At the same time, they also have to deal with the challenges of macroeconomic and geopolitical factors that hinder their ability to spend more on innovation.

The Fed raised interest rates this month — the eighth time since 2022 — by 25 basis points and hinted that more increases were to come as it attempts to rein in decades-high inflation.

The International Monetary Fund, which has also warned of rising recession risks, expects global inflation to decline to 6.6 per cent in 2023, from 8.8 per cent last year, and fall further to 4.3 per cent in 2024.

It has also raised its global economic growth estimate for this year to 2.9 per cent, from a previous forecast of 2.7 per cent.

Russia's military offensive in Ukraine has also disrupted global supply chains and sent oil prices soaring, but both have since stabilised a year into the conflict.
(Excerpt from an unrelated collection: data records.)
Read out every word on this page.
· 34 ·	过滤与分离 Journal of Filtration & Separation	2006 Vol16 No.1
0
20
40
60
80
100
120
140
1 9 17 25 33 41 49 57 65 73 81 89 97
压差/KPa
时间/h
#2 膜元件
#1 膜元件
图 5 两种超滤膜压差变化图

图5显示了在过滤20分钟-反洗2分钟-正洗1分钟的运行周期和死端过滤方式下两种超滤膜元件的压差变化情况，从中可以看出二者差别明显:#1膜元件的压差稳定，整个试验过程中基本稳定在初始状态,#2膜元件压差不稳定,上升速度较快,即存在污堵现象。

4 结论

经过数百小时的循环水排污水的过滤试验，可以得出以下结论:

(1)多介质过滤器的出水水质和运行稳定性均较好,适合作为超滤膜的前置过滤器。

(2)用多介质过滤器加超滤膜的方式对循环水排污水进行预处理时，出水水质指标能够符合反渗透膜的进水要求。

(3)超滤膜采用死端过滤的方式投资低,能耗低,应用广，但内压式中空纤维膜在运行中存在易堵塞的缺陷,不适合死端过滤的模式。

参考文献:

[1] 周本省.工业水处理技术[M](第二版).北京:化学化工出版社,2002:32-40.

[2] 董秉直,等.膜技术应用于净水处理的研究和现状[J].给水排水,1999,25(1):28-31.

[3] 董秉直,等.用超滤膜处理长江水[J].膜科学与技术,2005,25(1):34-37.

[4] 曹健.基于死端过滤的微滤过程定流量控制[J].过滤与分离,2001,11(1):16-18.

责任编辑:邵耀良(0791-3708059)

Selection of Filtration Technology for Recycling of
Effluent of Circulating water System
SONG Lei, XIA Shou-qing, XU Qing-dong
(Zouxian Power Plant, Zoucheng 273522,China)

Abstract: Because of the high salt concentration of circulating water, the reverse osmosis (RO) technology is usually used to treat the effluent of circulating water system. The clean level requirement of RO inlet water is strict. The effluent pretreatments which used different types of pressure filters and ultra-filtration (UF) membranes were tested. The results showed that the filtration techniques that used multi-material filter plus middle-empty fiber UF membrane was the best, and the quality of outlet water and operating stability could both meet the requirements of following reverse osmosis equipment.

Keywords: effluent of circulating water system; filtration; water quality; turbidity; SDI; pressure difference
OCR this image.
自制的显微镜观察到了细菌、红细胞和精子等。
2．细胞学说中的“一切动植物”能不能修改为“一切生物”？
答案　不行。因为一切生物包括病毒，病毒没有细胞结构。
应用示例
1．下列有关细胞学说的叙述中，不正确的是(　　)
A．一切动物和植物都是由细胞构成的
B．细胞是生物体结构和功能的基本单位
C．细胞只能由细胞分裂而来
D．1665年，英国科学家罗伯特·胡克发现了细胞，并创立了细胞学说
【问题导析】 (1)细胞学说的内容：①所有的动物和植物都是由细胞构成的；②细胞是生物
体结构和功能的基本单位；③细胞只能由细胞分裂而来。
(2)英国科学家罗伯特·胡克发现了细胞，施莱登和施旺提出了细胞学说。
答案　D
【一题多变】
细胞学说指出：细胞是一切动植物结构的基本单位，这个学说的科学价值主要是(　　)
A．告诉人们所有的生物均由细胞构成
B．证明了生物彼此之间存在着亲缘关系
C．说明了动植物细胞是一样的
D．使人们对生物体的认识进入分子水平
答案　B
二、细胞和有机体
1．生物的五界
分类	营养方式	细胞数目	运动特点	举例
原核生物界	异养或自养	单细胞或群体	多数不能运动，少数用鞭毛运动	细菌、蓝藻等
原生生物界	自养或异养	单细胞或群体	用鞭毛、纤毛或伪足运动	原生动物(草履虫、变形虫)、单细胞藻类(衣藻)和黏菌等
Companies need to properly analyse their strategies and introduce technology that would not only solve business problems but also create more value for its customers and positively affect their bottom lines, Mr Del Prete said.

At the moment, artificial intelligence is the most crucial technology segment that enterprises must tap into, as it will be able to bring down costs and upskill workers, he said.

“Any company that is not looking at AI as a way to make their business and workers more productive and raise their margins is running a significant risk of becoming irrelevant over time,” Mr Del Prete said.

“There is no greater tech that you should be looking at and understanding right now. With AI, we are at the dawn of a new era.”

The latest available data from the IDC suggests that global spending on AI-centric systems will surpass $300 billion by 2026, surging about 154 per cent from an estimate of $118 billion in 2022.

That would be a compound annual growth rate of 26.5 per cent from 2022 to 2026, which is more than four times greater than the 6.3 per cent forecast for global IT spending over the same period.

Mr Del Prete acknowledged jobs could be lost from an automation standpoint but he said companies, as a result of using AI, would be able to create or grow new business units, resulting in the need for more staff.

“I don’t believe we’re becoming over-reliant on AI; it is going to allow people to play to their strengths,” Mr Del Prete said.

“When it comes to the journey to digitisation and rethinking consumer experiences, we’re probably at the end of the beginning.

“We have a whole lot more to do, and we're seeing levels of interaction in more ways that we can’t even imagine today.”